VISION-DMD investigated using quantitative Magnetic Resonance Imaging (MRI) to measure the difference in muscle involvement in the Phase 2b study.
MRI is a technique able to produce pictures from inside the body. It is a completely painless and harmless technique. The child lies on a bed and their legs are moved to the centre of the tunnel. Their head remains near the scanner opening and it is possible for a parent or carer to stay in the room near them for reassurance.
The child lies on the bed and enters the scanner feet first but their head stays out side the scanner bore. They are looked after throughout by a friendly radiographer! They are able to listen to stories or music during their scan. But be sure to keep nice and still!
Using MRI we can find out about the condition of the skeletal muscle in boys with Duchenne muscular dystrophy, and we can measure how it changes over time. In particular, we can find out how whether novel therapies can decrease the inflammation that is naturally present in the muscles of young boys with DMD as a measure of the acute disease process. Over time, the healthy muscle tissue is permanently replaced by fatty tissue and special MRI techniques are capable of measuring this very sensitively. By using MRI several times, we can estimate the effect that a therapy is having an effect on the underlying destructive processes.

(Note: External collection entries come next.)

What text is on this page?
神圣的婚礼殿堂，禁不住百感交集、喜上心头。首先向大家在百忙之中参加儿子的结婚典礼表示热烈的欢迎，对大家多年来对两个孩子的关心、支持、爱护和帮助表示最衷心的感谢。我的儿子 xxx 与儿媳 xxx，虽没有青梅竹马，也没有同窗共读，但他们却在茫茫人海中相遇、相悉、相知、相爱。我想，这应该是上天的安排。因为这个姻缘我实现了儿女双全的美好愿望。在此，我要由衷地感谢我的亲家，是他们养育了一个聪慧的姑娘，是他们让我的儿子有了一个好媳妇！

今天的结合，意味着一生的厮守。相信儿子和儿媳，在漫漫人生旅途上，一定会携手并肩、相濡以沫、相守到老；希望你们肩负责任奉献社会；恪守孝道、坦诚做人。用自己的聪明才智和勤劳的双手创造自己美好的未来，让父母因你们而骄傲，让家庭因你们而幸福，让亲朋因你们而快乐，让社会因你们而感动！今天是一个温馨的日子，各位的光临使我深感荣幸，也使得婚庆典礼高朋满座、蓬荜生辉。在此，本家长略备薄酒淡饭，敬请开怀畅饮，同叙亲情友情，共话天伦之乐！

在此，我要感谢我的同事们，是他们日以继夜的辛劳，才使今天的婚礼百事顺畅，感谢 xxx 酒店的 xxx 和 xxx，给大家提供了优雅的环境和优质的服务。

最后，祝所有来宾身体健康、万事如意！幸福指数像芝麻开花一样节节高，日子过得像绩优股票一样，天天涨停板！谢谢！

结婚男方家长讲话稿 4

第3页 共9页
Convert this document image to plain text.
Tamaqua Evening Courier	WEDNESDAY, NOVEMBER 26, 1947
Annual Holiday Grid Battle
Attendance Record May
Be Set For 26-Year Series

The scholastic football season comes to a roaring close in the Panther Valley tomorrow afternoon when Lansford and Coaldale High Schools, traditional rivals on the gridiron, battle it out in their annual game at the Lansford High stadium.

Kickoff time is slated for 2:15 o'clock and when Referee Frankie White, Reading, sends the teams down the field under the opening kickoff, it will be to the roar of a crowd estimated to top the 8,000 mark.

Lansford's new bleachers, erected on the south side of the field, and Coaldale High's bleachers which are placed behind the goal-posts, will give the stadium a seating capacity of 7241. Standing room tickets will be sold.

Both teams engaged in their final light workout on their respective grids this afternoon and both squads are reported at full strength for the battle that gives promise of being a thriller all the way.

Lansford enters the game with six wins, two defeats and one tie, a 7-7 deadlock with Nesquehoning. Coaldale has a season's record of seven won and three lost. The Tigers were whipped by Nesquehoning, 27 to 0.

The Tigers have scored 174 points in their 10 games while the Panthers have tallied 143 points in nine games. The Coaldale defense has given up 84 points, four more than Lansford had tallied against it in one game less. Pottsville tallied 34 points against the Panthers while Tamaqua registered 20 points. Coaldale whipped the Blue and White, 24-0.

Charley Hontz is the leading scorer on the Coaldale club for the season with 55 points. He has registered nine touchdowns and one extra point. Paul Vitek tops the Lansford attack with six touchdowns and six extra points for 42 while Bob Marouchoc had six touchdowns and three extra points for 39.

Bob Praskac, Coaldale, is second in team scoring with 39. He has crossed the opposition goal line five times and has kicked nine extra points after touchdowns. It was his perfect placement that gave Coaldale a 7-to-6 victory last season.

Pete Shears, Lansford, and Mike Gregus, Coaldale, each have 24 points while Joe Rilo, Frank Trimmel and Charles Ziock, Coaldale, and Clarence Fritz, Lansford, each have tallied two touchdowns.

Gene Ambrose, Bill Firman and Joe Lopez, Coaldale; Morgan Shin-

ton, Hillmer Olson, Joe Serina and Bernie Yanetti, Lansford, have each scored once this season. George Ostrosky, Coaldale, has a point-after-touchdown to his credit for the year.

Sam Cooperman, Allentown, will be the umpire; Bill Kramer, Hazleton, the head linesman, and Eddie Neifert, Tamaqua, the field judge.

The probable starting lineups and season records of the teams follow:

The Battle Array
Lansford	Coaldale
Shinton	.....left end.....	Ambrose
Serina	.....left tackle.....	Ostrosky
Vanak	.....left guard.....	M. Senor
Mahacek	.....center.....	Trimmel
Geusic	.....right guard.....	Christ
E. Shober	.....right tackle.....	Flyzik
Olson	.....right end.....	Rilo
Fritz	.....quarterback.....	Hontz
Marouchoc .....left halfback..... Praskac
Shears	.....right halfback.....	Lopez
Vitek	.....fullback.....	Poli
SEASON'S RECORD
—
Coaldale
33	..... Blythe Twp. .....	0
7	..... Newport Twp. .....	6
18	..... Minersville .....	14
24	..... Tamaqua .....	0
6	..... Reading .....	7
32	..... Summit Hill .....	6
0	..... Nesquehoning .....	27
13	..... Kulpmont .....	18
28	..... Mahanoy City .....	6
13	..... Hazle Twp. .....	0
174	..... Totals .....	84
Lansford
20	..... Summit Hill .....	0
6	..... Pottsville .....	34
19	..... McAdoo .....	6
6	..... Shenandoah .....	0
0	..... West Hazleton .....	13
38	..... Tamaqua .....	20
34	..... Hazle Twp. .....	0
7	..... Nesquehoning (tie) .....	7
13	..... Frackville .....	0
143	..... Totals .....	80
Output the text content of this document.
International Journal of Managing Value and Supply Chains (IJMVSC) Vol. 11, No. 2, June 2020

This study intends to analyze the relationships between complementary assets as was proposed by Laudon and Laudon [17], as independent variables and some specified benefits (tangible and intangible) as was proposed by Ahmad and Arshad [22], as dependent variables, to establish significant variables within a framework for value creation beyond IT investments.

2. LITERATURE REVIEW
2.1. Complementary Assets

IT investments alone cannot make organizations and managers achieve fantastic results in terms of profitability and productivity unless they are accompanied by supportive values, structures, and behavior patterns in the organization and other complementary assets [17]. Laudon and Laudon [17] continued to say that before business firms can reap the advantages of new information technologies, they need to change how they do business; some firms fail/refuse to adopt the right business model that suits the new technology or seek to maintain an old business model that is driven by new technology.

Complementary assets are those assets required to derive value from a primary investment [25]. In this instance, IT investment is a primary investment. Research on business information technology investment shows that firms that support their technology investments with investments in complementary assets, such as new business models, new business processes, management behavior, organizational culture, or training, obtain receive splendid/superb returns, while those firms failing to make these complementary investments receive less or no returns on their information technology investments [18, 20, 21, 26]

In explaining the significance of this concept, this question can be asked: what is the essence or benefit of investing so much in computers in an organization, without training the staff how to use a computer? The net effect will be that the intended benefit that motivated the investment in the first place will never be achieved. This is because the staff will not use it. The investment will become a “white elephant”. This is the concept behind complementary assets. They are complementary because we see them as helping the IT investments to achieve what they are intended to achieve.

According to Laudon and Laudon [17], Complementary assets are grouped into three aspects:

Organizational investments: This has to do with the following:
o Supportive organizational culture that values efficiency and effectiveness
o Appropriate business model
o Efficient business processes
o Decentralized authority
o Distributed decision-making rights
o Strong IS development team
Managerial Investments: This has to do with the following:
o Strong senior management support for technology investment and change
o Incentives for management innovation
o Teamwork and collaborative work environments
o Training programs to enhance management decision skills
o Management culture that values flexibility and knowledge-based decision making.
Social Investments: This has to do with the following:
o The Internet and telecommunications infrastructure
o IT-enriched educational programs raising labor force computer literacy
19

MRI is capable of distinguishing between the muscle tissue in the thigh that remains (left) and that which has been replaced by fat (middle) in Duchenne muscular dystrophy. From this information, MRI is capable of accurately measuring the percentage of muscle that has been replaced, and the change can be measured over time.
There have been a number of academic studies and trials which have used MRI as an endpoint. Sometimes the scanning sessions have lasted as much as an hour to collect comprehensive skeletal muscle data. Some boys find it difficult to keep still for this long. In this project, we are using our previous experience of DMD to present a simplified protocol which only requires 10 minutes of scanning (so the time in the scanner should be about 15-20 minutes in the scanner for boys who lie nice and still!). Cutting down the patient burden is crucial for making the regular use of MRI a practical reality in DMD trials carried out in multiple centres.